Un déséquilibre que l’on retrouve dans ses relations avec les États-Unis. Éligible dès octobre 2000 à l’African Growth and Opportunity Act (Agoa), qui exonère de droits de douane des produits venant d’une quarantaine de pays subsahariens, le Rwanda a exporté 7,4 millions de dollars de marchandises vers les États-Unis en 2010… pour des importations de 42,9 millions de dollars. Quant au Canada, s’il ne figure pas parmi les vingt premiers partenaires commerciaux du Rwanda, il a noué avec lui de solides relations, notamment en matière universitaire.

Double culture

Le pays se tourne de plus en plus vers le monde anglophone. Un choix qui n’est pas sans conséquences sur la vie quotidienne.

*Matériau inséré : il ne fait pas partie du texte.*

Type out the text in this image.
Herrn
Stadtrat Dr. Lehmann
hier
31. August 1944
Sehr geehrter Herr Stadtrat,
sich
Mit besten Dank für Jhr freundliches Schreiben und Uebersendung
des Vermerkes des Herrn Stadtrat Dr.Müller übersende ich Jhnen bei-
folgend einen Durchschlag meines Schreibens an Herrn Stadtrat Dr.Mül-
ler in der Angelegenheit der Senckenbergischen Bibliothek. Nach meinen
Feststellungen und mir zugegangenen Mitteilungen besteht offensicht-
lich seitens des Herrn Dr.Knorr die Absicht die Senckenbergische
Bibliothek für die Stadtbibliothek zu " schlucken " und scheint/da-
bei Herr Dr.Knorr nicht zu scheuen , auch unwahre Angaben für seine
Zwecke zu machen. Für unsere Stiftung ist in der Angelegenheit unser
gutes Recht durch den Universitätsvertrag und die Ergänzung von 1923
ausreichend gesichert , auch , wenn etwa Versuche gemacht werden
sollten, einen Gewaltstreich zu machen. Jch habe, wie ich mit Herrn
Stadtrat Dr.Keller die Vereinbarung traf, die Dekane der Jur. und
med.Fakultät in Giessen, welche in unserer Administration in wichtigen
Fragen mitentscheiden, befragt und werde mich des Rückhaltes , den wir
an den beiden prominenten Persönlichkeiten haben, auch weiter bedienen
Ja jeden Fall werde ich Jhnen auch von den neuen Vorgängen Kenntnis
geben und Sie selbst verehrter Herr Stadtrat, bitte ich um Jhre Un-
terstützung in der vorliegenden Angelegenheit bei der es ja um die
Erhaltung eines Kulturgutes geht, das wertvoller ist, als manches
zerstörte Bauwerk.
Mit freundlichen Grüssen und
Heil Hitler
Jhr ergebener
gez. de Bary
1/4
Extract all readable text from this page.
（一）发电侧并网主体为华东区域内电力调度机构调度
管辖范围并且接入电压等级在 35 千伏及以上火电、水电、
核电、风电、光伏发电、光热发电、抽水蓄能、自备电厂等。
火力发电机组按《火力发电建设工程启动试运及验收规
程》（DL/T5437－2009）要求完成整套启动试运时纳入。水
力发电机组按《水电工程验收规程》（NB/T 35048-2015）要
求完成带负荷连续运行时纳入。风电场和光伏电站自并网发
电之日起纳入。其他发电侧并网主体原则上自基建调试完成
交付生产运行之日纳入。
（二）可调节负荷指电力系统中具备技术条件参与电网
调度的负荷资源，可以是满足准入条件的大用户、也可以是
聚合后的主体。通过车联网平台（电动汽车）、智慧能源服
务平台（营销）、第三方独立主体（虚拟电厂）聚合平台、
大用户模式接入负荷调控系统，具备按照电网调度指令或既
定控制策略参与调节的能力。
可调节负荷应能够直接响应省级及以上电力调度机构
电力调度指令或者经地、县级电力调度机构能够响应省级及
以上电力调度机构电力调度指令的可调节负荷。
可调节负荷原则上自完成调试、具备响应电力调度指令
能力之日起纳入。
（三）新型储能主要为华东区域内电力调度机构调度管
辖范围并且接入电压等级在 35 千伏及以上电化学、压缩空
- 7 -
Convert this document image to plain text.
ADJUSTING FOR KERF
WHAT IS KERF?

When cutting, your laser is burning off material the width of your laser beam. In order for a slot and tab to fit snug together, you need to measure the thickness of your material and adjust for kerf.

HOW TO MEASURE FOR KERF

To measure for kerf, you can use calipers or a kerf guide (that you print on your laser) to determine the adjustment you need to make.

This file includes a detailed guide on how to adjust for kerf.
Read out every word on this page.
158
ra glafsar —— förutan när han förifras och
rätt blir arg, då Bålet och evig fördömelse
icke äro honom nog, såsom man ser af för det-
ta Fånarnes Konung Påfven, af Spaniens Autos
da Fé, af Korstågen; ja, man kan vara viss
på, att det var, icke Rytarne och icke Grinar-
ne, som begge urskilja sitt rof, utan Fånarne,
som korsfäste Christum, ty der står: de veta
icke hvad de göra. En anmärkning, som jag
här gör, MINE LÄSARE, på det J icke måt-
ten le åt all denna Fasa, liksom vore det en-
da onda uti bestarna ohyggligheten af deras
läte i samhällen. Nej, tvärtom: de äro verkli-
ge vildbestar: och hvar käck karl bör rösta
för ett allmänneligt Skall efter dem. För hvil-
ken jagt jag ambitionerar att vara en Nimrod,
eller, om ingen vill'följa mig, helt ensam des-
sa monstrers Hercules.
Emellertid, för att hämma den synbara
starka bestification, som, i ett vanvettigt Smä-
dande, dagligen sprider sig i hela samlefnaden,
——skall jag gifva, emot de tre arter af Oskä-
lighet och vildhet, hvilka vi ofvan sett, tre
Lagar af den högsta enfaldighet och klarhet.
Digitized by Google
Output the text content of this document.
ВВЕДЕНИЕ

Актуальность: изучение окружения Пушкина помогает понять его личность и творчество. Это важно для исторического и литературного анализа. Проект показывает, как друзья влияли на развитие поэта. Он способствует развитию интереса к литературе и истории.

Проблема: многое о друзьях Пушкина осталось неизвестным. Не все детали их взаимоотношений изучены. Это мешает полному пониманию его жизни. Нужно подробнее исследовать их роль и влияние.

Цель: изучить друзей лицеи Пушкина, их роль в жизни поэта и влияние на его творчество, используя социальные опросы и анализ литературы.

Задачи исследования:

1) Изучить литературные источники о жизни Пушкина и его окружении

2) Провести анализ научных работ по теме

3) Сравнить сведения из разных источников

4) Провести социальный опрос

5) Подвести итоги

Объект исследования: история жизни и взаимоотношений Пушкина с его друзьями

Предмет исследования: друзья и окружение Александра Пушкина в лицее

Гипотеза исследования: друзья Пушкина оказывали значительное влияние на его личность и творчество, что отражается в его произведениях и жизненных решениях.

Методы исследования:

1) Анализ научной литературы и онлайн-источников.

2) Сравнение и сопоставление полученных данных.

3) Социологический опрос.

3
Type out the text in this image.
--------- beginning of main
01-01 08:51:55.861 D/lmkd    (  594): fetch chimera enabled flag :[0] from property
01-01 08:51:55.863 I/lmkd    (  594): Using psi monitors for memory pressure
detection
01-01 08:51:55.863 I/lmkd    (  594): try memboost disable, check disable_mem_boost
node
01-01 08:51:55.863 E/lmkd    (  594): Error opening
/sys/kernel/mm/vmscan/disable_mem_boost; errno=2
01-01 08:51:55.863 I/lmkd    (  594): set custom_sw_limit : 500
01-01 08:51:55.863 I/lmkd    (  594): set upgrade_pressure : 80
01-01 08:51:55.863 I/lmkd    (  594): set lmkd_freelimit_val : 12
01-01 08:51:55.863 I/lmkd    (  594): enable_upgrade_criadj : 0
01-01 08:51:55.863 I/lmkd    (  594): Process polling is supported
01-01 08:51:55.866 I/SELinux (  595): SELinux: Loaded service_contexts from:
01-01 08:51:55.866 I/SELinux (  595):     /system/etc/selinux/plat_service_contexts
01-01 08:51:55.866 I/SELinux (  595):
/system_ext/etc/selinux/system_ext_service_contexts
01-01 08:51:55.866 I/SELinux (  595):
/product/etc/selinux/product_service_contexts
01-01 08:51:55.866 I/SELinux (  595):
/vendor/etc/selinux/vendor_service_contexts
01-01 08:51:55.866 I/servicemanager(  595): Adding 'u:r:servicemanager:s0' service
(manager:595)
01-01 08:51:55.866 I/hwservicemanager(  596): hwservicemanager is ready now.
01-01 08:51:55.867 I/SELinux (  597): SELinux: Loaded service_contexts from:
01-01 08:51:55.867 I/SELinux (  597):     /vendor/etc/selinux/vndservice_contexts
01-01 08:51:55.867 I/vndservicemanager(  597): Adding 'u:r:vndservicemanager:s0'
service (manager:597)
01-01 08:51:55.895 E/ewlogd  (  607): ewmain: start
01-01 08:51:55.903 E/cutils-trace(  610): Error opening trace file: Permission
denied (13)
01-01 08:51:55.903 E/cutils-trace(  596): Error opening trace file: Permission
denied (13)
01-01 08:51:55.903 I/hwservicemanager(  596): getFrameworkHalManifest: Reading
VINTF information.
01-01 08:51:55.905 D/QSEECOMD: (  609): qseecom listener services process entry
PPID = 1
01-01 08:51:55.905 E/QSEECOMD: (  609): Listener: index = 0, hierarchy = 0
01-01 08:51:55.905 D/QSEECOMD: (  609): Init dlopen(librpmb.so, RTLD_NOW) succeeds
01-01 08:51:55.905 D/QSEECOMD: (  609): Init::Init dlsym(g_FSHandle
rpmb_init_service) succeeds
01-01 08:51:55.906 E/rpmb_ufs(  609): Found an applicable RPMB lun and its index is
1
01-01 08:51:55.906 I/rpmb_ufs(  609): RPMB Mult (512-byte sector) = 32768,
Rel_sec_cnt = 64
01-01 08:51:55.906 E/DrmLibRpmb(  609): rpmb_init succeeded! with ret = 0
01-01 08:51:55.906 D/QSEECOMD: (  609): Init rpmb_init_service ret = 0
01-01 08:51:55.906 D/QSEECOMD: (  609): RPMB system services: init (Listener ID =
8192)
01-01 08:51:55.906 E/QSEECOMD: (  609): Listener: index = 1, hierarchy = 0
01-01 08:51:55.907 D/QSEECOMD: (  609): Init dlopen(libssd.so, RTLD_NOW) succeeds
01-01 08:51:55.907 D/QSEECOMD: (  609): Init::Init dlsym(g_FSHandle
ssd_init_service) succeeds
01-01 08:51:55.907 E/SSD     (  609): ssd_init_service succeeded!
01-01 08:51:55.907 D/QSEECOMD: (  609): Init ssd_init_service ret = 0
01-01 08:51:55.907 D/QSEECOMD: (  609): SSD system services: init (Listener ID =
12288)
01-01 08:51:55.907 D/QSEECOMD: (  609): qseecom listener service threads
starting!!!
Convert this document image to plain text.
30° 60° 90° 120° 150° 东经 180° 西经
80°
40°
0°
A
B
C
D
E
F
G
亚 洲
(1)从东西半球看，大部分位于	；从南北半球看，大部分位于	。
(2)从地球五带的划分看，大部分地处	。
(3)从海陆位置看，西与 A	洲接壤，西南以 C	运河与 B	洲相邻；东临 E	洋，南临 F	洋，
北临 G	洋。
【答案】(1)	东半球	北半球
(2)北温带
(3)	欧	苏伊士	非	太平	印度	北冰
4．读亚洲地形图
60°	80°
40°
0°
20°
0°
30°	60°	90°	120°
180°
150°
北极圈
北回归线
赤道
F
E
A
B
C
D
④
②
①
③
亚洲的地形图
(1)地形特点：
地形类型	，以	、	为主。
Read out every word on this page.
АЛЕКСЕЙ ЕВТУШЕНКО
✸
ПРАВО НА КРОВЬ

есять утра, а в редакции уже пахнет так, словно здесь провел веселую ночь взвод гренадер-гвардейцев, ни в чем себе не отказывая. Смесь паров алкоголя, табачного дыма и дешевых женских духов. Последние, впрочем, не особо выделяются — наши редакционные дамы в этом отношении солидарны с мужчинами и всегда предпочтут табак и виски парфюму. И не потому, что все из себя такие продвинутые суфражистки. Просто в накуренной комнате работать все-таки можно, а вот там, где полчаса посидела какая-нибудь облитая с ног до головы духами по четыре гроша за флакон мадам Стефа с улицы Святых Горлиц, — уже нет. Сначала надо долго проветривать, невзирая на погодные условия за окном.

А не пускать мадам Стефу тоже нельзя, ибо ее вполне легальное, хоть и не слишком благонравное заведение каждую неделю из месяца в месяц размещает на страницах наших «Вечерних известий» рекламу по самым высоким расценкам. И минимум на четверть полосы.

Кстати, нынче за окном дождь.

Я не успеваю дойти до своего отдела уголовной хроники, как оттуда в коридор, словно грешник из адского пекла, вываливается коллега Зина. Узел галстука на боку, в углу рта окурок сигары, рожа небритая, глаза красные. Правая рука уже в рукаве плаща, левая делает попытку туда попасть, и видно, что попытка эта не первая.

« Hello, I would like a coffee, please. – Sorry? – Vous préférez parler français ? – Je le comprends mieux. – Alors, un café s’il vous plaît. – Okay. Do you need anything else? » La scène peut paraître incongrue, mais, à Kigali, rien de plus banal. Alors que le français reste très parlé au Rwanda, dans la capitale, presque tout le monde s’évertue à s’exprimer dans la langue de Shakespeare. Y compris face à des francophones. Dans l’administration, c’est encore plus frappant. Du management intermédiaire au sommet, il n’y a quasiment que des anglophones, souvent trentenaires, qui ont grandi et étudié à l’étranger. Le constat se vérifie particulièrement au Rwanda Development Board – comme son nom l’indique -, où sont centralisés tous les guichets nécessaires pour créer une entreprise. Dans ce temple du capitalisme à la rwandaise, il n’y en a que pour l’anglais. « Bien sûr, c’est la langue du business ! » lance Dianne, une jeune employée, formée au Canada.

Le Français supplanté

Autrefois bastion de la francophonie, et longtemps soutenu comme tel par Paris, le Rwanda a amorcé son virage vers le monde anglophone au lendemain du génocide. De nombreuses familles réfugiées dans les pays anglophones voisins (Ouganda, Tanzanie…), parfois depuis les premiers pogroms anti-Tutsis des années 1960, sont revenues. Les liens tissés avec ces pays ont évidemment subsisté. La rupture diplomatique avec la France, entre 2006 et 2009, n’a fait qu’accélérer le processus. Kigali a successivement adhéré à la Communauté de l’Afrique de l’Est (EAC), majoritairement anglophone, en 2007, décidé que l’anglais remplacerait le français dans ses écoles publiques et intégré le Commonwealth en novembre 2009 (tout en restant, à l’instar du Cameroun, membre de l’Organisation internationale de la Francophonie). Pas étonnant, dès lors, que l’on retrouve les traits du monde anglo-saxon dans la gestion du pays. Ainsi, de l’énergie aux transports, en passant par le logement et les télécoms, le gouvernement fait systématiquement appel aux investisseurs privés pour développer les infrastructures et les services. L’organisation et le fonctionnement mêmes de l’État ne sont d’ailleurs pas sans rappeler ceux d’une entreprise, avec pour principal souci celui d’être performant et d’évaluer ses employés. « Chaque année, tous les ministères mettent en place un plan d’action, avec des objectifs chiffrés, validé par les services du Premier ministre, explique un haut fonctionnaire rwandais. À la fin de l’exercice, nous présentons nos résultats point par point. Mais ça ne s’arrête pas là : la primature et la présidence se chargent de vérifier ce que nous déclarons. » Bref : si, de passage à Kigali, vous entendez parler du chief ou du boss, il y a de fortes chances qu’il s’agisse du président. P.B.